= Library War Council =

The United States Library War Council was founded in 1917 by the American Library Association as part of the Library War Service. Its aim was to raise funds as well as solicit books donations so that American troops overseas during WWI could avail themselves of library services while serving the country. The council's headquarters existed in the Library of Congress starting in October 1917.

==Background==

On June 22, 1917, the American Library Association voted to create the War Service Committee and sub-committees. In August of the same year, a vote was held to green-light a fundraising campaign. The project's first campaign for funds ran from August 23, 1917, through November 1, 1917. During this time, Matthew S. Dudgeon was appointed Camp Libraries Director.
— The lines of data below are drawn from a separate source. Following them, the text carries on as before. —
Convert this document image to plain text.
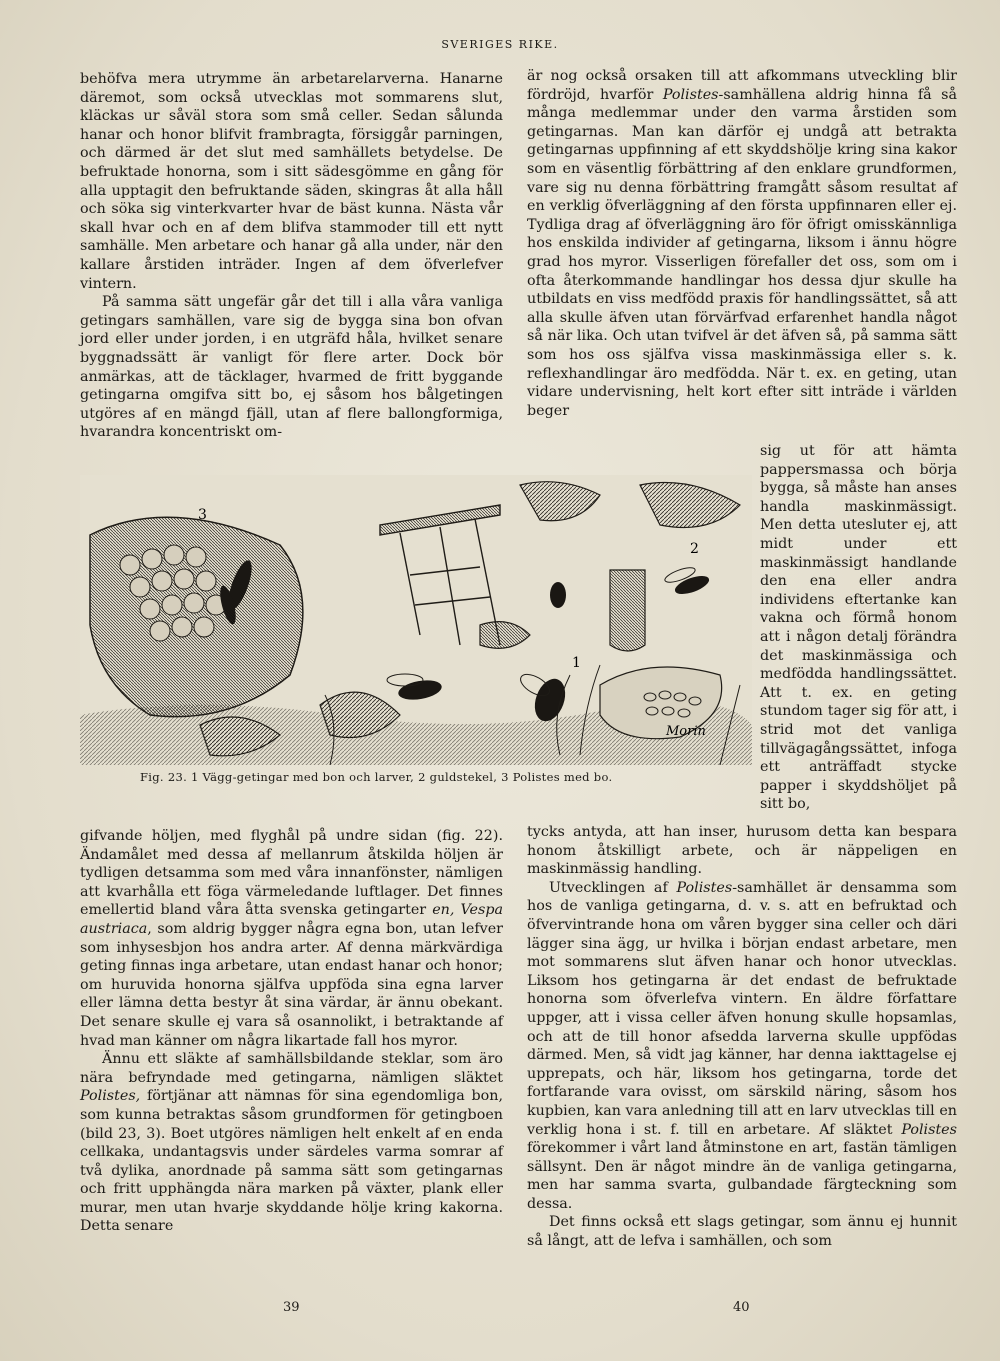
SVERIGES RIKE.

behöfva mera utrymme än arbetarelarverna. Hanarne däremot, som också utvecklas mot sommarens slut, kläckas ur såväl stora som små celler. Sedan sålunda hanar och honor blifvit frambragta, försiggår parningen, och därmed är det slut med samhällets betydelse. De befruktade honorna, som i sitt sädesgömme en gång för alla upptagit den befruktande säden, skingras åt alla håll och söka sig vinterkvarter hvar de bäst kunna. Nästa vår skall hvar och en af dem blifva stammoder till ett nytt samhälle. Men arbetare och hanar gå alla under, när den kallare årstiden inträder. Ingen af dem öfverlefver vintern.

På samma sätt ungefär går det till i alla våra vanliga getingars samhällen, vare sig de bygga sina bon ofvan jord eller under jorden, i en utgräfd håla, hvilket senare byggnadssätt är vanligt för flere arter. Dock bör anmärkas, att de täcklager, hvarmed de fritt byggande getingarna omgifva sitt bo, ej såsom hos bålgetingen utgöres af en mängd fjäll, utan af flere ballongformiga, hvarandra koncentriskt om-

är nog också orsaken till att afkommans utveckling blir fördröjd, hvarför Polistes-samhällena aldrig hinna få så många medlemmar under den varma årstiden som getingarnas. Man kan därför ej undgå att betrakta getingarnas uppfinning af ett skyddshölje kring sina kakor som en väsentlig förbättring af den enklare grundformen, vare sig nu denna förbättring framgått såsom resultat af en verklig öfverläggning af den första uppfinnaren eller ej. Tydliga drag af öfverläggning äro för öfrigt omisskännliga hos enskilda individer af getingarna, liksom i ännu högre grad hos myror. Visserligen förefaller det oss, som om i ofta återkommande handlingar hos dessa djur skulle ha utbildats en viss medfödd praxis för handlingssättet, så att alla skulle äfven utan förvärfvad erfarenhet handla något så när lika. Och utan tvifvel är det äfven så, på samma sätt som hos oss själfva vissa maskinmässiga eller s. k. reflexhandlingar äro medfödda. När t. ex. en geting, utan vidare undervisning, helt kort efter sitt inträde i världen beger

sig ut för att hämta pappersmassa och börja bygga, så måste han anses handla maskinmässigt. Men detta utesluter ej, att midt under ett maskinmässigt handlande den ena eller andra individens eftertanke kan vakna och förmå honom att i någon detalj förändra det maskinmässiga och medfödda handlingssättet. Att t. ex. en geting stundom tager sig för att, i strid mot det vanliga tillvägagångssättet, infoga ett anträffadt stycke papper i skyddshöljet på sitt bo,

3
2
1
Morin
Fig. 23. 1 Vägg-getingar med bon och larver, 2 guldstekel, 3 Polistes med bo.

gifvande höljen, med flyghål på undre sidan (fig. 22). Ändamålet med dessa af mellanrum åtskilda höljen är tydligen detsamma som med våra innanfönster, nämligen att kvarhålla ett föga värmeledande luftlager. Det finnes emellertid bland våra åtta svenska getingarter en, Vespa austriaca, som aldrig bygger några egna bon, utan lefver som inhysesbjon hos andra arter. Af denna märkvärdiga geting finnas inga arbetare, utan endast hanar och honor; om huruvida honorna själfva uppföda sina egna larver eller lämna detta bestyr åt sina värdar, är ännu obekant. Det senare skulle ej vara så osannolikt, i betraktande af hvad man känner om några likartade fall hos myror.

Ännu ett släkte af samhällsbildande steklar, som äro nära befryndade med getingarna, nämligen släktet Polistes, förtjänar att nämnas för sina egendomliga bon, som kunna betraktas såsom grundformen för getingboen (bild 23, 3). Boet utgöres nämligen helt enkelt af en enda cellkaka, undantagsvis under särdeles varma somrar af två dylika, anordnade på samma sätt som getingarnas och fritt upphängda nära marken på växter, plank eller murar, men utan hvarje skyddande hölje kring kakorna. Detta senare

tycks antyda, att han inser, hurusom detta kan bespara honom åtskilligt arbete, och är näppeligen en maskinmässig handling.

Utvecklingen af Polistes-samhället är densamma som hos de vanliga getingarna, d. v. s. att en befruktad och öfvervintrande hona om våren bygger sina celler och däri lägger sina ägg, ur hvilka i början endast arbetare, men mot sommarens slut äfven hanar och honor utvecklas. Liksom hos getingarna är det endast de befruktade honorna som öfverlefva vintern. En äldre författare uppger, att i vissa celler äfven honung skulle hopsamlas, och att de till honor afsedda larverna skulle uppfödas därmed. Men, så vidt jag känner, har denna iakttagelse ej upprepats, och här, liksom hos getingarna, torde det fortfarande vara ovisst, om särskild näring, såsom hos kupbien, kan vara anledning till att en larv utvecklas till en verklig hona i st. f. till en arbetare. Af släktet Polistes förekommer i vårt land åtminstone en art, fastän tämligen sällsynt. Den är något mindre än de vanliga getingarna, men har samma svarta, gulbandade färgteckning som dessa.

Det finns också ett slags getingar, som ännu ej hunnit så långt, att de lefva i samhällen, och som

39	40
One of the council's projects involved collecting books to send to American troops overseas during WWI. Another object was to provide overall library services to the troops. In total, the council held three campaigns to provide servicepersons with books and other amenities commonly found in libraries. Posters solicited the public for funds as well as book donations. Some campaigns solicited for money alone, while others were in solicitation of books. Various articles appeared in newspapers in magazines drawing attention to the cause and enlisting the public's interest in the education of soldiers. For example, Eveline W. Brainerd's "Reading At the Front," published January 19, 1918 in The Independent, read:

"Scant as the libraries at the front have been and still are, little as they hold of recent publications, they are yet circulating thousands of books and do fine service all of the daytime."

==Chairmen==

The movement was headed by various chairmen such as Frank A. Vanderlip (1919), a banker, journalist, and former Assistant Secretary of the Treasury, and Everett Perry (1917), Head Librarian of the Los Angeles Central Library, in charge of the Southwestern Division.